Kilian Eisfeld ist es sehr unaufgeregt gelungen, das Verhalten der lauten Minderheit, wie wir es seit einigen Jahren kennen, in die Ermittlungen zu einem sehr speziellen Kriminalfall einzubeziehen. Und das in einer Form, die ich aus meiner täglichen Arbeit kenne.

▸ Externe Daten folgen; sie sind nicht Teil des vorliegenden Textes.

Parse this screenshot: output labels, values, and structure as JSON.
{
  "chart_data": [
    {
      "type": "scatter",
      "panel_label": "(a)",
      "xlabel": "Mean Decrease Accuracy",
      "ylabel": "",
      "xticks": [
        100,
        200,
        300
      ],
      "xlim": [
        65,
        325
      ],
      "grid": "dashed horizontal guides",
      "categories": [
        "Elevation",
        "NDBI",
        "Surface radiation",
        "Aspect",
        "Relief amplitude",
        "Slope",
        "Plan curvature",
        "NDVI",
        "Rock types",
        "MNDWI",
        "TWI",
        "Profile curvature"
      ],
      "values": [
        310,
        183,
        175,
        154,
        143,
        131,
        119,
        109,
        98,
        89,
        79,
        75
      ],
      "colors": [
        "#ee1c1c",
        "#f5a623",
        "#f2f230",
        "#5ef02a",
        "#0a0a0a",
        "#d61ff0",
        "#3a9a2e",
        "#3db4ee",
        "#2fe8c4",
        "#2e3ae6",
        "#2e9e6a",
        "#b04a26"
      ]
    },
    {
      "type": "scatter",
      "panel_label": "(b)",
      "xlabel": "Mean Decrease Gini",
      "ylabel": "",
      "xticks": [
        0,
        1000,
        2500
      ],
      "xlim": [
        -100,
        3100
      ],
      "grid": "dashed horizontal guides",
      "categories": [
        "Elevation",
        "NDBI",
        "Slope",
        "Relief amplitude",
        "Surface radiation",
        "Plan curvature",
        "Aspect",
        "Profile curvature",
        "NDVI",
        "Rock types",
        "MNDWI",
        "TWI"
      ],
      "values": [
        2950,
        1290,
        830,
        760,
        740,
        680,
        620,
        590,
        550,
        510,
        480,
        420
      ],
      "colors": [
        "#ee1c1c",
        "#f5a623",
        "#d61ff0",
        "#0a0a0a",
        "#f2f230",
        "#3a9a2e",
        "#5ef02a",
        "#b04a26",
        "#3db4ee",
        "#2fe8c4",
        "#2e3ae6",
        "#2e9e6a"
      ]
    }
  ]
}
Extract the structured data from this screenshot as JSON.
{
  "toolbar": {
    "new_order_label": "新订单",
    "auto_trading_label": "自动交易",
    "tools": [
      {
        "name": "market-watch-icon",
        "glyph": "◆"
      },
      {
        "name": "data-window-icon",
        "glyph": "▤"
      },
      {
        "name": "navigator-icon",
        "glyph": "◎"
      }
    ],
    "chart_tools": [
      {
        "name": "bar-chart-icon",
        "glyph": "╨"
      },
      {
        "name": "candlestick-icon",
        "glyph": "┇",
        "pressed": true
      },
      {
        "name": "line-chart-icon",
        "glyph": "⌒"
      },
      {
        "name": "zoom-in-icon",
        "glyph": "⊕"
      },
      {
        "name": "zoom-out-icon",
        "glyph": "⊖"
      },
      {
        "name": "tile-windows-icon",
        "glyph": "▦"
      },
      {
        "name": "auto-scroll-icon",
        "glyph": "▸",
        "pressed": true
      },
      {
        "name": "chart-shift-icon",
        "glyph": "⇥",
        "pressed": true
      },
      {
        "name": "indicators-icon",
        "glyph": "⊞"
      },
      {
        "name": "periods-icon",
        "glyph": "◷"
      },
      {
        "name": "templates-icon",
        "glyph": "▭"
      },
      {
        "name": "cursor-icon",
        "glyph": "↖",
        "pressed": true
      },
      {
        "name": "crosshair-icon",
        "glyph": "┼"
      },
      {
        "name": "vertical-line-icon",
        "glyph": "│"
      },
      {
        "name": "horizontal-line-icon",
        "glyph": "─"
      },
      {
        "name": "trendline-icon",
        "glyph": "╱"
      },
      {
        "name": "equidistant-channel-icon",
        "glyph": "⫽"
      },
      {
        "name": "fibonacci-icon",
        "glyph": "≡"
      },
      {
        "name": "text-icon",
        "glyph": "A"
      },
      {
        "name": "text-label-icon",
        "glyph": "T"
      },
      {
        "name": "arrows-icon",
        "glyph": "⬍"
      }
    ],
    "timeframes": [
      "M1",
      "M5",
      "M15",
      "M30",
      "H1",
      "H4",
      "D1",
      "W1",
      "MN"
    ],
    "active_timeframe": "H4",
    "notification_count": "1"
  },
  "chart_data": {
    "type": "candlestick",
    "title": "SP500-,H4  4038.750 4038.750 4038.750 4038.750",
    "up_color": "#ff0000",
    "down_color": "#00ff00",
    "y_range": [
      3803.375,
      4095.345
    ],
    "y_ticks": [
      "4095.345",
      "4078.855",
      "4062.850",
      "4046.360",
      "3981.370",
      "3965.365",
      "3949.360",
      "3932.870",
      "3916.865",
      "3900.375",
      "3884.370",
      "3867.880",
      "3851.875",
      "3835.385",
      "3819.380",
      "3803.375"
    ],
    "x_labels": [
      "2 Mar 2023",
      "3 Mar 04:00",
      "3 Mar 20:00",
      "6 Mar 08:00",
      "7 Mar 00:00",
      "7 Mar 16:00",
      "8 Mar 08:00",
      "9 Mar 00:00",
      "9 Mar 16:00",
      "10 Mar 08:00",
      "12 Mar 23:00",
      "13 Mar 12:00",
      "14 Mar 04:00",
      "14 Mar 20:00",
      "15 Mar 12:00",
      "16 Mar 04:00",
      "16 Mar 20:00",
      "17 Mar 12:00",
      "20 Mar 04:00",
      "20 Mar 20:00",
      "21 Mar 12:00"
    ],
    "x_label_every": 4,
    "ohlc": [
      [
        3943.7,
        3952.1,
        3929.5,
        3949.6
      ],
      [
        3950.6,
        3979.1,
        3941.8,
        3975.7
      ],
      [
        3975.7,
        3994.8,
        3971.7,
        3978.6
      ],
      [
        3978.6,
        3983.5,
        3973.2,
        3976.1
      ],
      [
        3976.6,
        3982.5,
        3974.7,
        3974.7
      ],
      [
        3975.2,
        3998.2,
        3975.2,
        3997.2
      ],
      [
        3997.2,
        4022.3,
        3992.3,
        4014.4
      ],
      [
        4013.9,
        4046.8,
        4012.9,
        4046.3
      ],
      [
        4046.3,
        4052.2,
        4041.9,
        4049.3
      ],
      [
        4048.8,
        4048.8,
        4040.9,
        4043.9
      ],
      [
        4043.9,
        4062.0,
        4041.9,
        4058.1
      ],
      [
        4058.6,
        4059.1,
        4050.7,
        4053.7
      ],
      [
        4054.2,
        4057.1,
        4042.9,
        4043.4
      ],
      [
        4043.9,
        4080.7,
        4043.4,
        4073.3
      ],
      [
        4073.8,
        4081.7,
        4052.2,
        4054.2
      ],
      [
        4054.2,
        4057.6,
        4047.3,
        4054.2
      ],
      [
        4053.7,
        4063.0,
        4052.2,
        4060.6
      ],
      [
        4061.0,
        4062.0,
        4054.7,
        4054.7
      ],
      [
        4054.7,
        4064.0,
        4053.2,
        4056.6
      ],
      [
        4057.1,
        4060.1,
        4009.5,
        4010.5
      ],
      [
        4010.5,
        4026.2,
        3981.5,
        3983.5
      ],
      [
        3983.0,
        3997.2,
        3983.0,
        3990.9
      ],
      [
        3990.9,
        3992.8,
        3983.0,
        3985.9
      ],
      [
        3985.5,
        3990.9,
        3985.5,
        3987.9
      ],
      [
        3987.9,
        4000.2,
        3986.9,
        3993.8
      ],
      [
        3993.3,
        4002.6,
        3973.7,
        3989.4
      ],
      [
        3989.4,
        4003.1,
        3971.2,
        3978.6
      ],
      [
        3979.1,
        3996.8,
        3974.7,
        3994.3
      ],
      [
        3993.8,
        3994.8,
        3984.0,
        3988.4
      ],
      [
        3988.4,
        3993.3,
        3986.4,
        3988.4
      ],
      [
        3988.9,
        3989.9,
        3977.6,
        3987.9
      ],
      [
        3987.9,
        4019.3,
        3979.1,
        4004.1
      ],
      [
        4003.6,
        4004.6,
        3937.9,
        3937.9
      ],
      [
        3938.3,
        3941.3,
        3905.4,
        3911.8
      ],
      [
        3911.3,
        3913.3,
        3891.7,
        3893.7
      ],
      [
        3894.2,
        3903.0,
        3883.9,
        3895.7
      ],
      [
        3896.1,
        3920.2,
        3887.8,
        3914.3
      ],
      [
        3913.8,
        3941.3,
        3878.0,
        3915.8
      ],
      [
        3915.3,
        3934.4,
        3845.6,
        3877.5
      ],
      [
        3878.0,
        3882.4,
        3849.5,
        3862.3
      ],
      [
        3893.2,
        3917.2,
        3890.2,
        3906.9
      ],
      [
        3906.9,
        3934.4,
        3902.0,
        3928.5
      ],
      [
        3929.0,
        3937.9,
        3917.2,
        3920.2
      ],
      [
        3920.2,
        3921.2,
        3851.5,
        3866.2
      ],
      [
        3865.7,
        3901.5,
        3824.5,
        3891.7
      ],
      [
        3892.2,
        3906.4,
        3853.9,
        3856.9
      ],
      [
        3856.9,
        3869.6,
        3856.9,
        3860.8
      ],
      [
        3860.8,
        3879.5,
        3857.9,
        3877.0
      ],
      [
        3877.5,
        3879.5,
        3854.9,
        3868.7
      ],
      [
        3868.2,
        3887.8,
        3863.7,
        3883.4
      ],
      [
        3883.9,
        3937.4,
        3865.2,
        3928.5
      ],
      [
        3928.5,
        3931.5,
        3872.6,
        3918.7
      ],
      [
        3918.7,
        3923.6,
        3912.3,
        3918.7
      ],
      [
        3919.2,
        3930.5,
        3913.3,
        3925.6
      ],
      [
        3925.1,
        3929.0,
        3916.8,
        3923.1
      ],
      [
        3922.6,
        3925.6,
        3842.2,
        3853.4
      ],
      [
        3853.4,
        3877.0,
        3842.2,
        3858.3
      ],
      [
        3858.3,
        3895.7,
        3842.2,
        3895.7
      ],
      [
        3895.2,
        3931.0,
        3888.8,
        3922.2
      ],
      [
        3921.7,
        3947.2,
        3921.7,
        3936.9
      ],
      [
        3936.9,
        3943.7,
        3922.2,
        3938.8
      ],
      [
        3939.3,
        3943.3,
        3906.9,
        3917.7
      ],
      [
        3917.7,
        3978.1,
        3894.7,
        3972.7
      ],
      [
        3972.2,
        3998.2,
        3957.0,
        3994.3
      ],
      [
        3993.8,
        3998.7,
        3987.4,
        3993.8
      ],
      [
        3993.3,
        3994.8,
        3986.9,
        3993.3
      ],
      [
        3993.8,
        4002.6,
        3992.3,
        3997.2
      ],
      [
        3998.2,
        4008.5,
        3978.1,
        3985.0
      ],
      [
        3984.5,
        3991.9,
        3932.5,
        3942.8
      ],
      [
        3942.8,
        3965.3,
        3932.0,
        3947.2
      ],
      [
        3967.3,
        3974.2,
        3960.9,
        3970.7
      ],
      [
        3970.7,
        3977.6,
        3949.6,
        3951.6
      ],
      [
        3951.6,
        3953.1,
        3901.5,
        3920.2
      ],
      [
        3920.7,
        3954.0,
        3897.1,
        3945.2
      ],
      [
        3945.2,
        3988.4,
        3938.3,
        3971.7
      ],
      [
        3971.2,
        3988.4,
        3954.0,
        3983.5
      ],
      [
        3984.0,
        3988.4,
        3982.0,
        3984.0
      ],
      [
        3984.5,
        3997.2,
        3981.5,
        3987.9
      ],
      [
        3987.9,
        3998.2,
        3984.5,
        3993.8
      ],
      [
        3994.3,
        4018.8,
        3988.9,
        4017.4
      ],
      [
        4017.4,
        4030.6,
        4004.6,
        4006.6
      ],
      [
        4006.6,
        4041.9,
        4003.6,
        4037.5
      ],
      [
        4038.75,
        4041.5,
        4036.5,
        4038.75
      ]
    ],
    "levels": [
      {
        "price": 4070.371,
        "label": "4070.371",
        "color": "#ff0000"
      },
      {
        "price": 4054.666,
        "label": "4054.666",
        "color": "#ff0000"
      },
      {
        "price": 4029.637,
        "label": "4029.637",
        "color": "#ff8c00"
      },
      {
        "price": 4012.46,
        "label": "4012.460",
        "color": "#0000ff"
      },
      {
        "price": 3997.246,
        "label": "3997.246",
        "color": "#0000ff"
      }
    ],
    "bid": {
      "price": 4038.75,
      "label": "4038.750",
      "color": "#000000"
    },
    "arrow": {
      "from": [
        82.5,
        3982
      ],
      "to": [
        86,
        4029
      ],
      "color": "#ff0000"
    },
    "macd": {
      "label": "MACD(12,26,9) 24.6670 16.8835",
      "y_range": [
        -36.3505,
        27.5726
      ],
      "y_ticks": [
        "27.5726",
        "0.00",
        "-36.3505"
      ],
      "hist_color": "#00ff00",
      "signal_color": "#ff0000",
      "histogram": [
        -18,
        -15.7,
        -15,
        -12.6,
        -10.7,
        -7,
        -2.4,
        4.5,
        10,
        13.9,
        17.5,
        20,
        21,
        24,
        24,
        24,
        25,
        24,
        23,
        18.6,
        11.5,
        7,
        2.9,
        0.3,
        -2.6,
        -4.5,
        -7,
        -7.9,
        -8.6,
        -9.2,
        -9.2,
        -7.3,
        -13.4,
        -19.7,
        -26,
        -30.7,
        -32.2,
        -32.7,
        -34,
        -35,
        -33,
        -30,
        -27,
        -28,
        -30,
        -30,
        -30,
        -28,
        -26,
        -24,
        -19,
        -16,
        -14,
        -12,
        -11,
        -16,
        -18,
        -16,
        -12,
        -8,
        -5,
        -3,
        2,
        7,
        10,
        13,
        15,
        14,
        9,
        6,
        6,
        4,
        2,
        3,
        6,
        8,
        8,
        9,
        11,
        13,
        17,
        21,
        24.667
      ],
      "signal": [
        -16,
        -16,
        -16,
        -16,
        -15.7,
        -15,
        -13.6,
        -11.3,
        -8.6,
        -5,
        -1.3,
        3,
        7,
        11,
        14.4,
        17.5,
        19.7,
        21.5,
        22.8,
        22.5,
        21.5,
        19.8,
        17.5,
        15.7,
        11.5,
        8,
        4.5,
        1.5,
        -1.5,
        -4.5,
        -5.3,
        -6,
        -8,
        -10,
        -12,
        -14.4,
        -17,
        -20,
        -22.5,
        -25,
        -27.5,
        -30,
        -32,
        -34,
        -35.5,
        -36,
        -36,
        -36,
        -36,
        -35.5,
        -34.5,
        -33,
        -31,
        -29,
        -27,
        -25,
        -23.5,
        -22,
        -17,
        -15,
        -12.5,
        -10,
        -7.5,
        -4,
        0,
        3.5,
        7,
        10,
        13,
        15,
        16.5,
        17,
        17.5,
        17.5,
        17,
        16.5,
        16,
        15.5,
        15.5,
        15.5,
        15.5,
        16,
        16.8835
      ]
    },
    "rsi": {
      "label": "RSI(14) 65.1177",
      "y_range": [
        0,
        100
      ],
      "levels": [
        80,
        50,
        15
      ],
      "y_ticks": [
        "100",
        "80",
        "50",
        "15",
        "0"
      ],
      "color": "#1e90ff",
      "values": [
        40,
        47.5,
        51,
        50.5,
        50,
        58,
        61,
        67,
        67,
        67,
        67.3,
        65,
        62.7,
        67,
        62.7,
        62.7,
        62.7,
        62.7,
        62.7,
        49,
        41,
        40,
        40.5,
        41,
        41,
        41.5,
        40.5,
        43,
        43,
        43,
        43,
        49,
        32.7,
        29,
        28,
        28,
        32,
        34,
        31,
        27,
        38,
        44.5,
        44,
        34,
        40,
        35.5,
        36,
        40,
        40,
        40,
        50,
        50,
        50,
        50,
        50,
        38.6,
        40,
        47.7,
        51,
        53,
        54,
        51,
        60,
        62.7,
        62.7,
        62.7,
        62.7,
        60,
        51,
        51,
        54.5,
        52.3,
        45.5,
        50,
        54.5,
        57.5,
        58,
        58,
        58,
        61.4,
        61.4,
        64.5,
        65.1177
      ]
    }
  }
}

Ein sehr frischer, moderner und spannender Krimi, auf den man sich unbedingt einlassen sollte. Ich freue mich auf mehr.

Kilian Eisfeld

Kilian Eisfeld arbeitete zunächst als Sozialarbeiter in einer psychiatrischen Klinik, bevor er sich ganz dem Schreiben widmete. Als Daniel Wolf verfasste er zahlreiche historische Bestseller, die sich bislang über eine Million mal verkauften. “Wahnspiel” ist sein erster Kriminalroman. Anfang des Jahrtausends wohnte er eine Weile über einer der populärsten Kneipen Heidelbergs, ehe er nach Speyer zog, wo er heute lebt und arbeitet.

Buchinfo: Wahnspiel von Kilian Eisfeld, erschienen bei KNAUR, 1. März 2023, 416 Seiten, Klappenbroschur, € 14,99, ISBN: 978-3-426-52497-8. Danke für das Leseexemplar.